In the study conducted at the University of California's Hastings Natural History Reservation in Monterey County, Calif., Knops and his colleagues, Walter Koenig of the Hastings Reservation and William Carmen of Mill Valley, Calif., collected growth and reproduction data on 239 mature oak trees from five species intermingled in the same geographic area from 1994 through 2006. They used devices called dendrometers fitted around the main trunks of the trees to measure growth and counted acorns to measure reproduction.

Three of the species that Knops and his colleagues studied (valley oak, blue oak and coast live oak) are pollinated and produce acorns in the same year. The other two species (canyon live oak and California black oak) have two-year reproduction cycles, producing acorns a year after pollination. The two-year species enabled them to determine that growth and reproduction don't have a direct negative correlation.

As expected, the scientists found a negative correlation between growth and reproduction with the one-year species. But in species where growth and reproduction occur in the same year, it's impossible to determine if there is a tradeoff between the two factors.

With the two-year species Knops and his colleagues found a positive correlation between growth and reproduction in the same year (i.e., more growth, more acorns, and vice versa). But they found a negative correlation (i.e., more growth, fewer acorns, and vice versa) between growth in the year of pollination and reproduction the following year, when acorns were produced.

They concluded that rainfall controlled growth and reproduction independently of each other.

"In life history studies, one of the key assumptions is that there's a tradeoff between growth and reproduction, which most studies pretty much take for granted," Knops said. "When we looked at it a little more precisely, it was pretty clear that both growth and reproduction are controlled by rainfall, but the negative correlation between growth and reproduction isn't causal.
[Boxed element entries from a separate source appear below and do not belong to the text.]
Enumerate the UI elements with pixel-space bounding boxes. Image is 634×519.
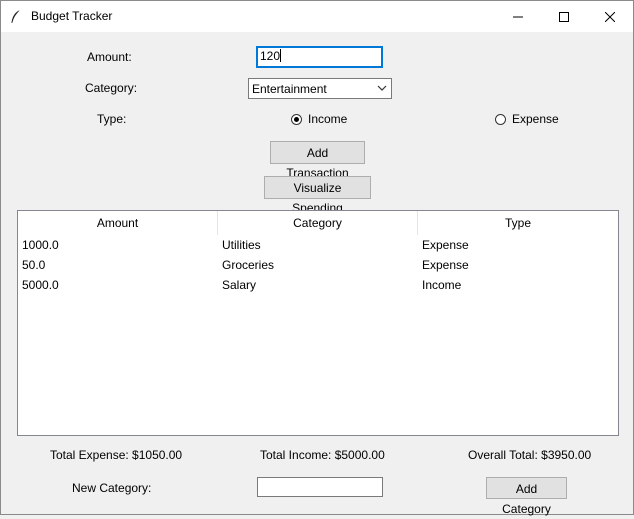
type-label: Type: bbox=[97, 112, 127, 126]
radio-expense-label: Expense bbox=[512, 112, 559, 126]
cell-category: Groceries bbox=[222, 258, 275, 272]
cell-type: Expense bbox=[422, 238, 469, 252]
radio-dot bbox=[294, 116, 299, 122]
total-expense-label: Total Expense: $1050.00 bbox=[50, 448, 183, 462]
amount-label: Amount: bbox=[87, 50, 132, 64]
feather-icon bbox=[11, 9, 21, 24]
column-header-amount[interactable]: Amount bbox=[18, 211, 218, 235]
new-category-label: New Category: bbox=[72, 481, 152, 495]
window-title: Budget Tracker bbox=[31, 9, 113, 23]
text-caret bbox=[280, 49, 282, 62]
table-header: Amount Category Type bbox=[18, 211, 618, 235]
radio-income[interactable]: Income bbox=[291, 112, 347, 126]
table-row[interactable]: 1000.0 Utilities Expense bbox=[18, 235, 618, 255]
chevron-down-icon bbox=[377, 85, 387, 91]
radio-button-selected[interactable] bbox=[291, 113, 302, 125]
column-header-category[interactable]: Category bbox=[218, 211, 418, 235]
amount-input-value: 120 bbox=[260, 49, 281, 63]
cell-type: Expense bbox=[422, 258, 469, 272]
new-category-input[interactable] bbox=[257, 477, 383, 497]
title-bar[interactable]: Budget Tracker bbox=[1, 1, 633, 32]
close-button[interactable] bbox=[587, 1, 633, 32]
amount-input[interactable]: 120 bbox=[256, 46, 383, 68]
radio-expense[interactable]: Expense bbox=[495, 112, 559, 126]
radio-button[interactable] bbox=[495, 113, 506, 125]
overall-total-label: Overall Total: $3950.00 bbox=[468, 448, 592, 462]
cell-type: Income bbox=[422, 278, 462, 292]
add-transaction-button[interactable]: Add Transaction bbox=[270, 141, 365, 180]
close-icon bbox=[605, 11, 615, 22]
column-header-type[interactable]: Type bbox=[418, 211, 618, 235]
add-category-button[interactable]: Add Category bbox=[486, 477, 567, 516]
cell-category: Salary bbox=[222, 278, 257, 292]
cell-amount: 5000.0 bbox=[22, 278, 59, 292]
maximize-button[interactable] bbox=[541, 1, 587, 32]
category-dropdown-value: Entertainment bbox=[252, 82, 327, 96]
category-dropdown[interactable]: Entertainment bbox=[248, 78, 392, 99]
minimize-icon bbox=[513, 16, 523, 17]
cell-amount: 1000.0 bbox=[22, 238, 59, 252]
cell-category: Utilities bbox=[222, 238, 261, 252]
total-income-label: Total Income: $5000.00 bbox=[260, 448, 385, 462]
transactions-table[interactable]: Amount Category Type 1000.0 Utilities Ex… bbox=[17, 210, 619, 436]
visualize-spending-button[interactable]: Visualize Spending bbox=[264, 176, 371, 215]
maximize-icon bbox=[559, 11, 569, 22]
radio-income-label: Income bbox=[308, 112, 348, 126]
category-label: Category: bbox=[85, 81, 138, 95]
minimize-button[interactable] bbox=[495, 1, 541, 32]
table-row[interactable]: 50.0 Groceries Expense bbox=[18, 255, 618, 275]
cell-amount: 50.0 bbox=[22, 258, 46, 272]
app-window: Budget Tracker Amount: 120 Category: Ent… bbox=[0, 0, 634, 516]
table-row[interactable]: 5000.0 Salary Income bbox=[18, 275, 618, 295]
It's just an artifact of all these weather variables."

Knops said it's not surprising that there isn't a direct correlation between growth and reproduction. Still, he said, the trees can't produce an unlimited number of acorns and the study showed strong negative correlations in annual acorn crops, so something must be controlling that. Squirrels and other herbivores are the prime suspects.

"These trees live hundreds of years and they make acorns to produce new trees, not to get fat squirrels." Knops said. "So if they produce regular seed crops, you get a buildup of squirrel population. But if they fluctuate the crop, there are some years where they're loaded with acorns and squirrels can't eat them all, and in other years there are no seeds, and the squirrel population goes down.

"It looks like the evolution of this acorn productivity pattern is not directly controlled by a tradeoff within the tree for resources, but more this evolutionary game with animals that eat the acorns. It's a much more complicated, much more interesting story that way."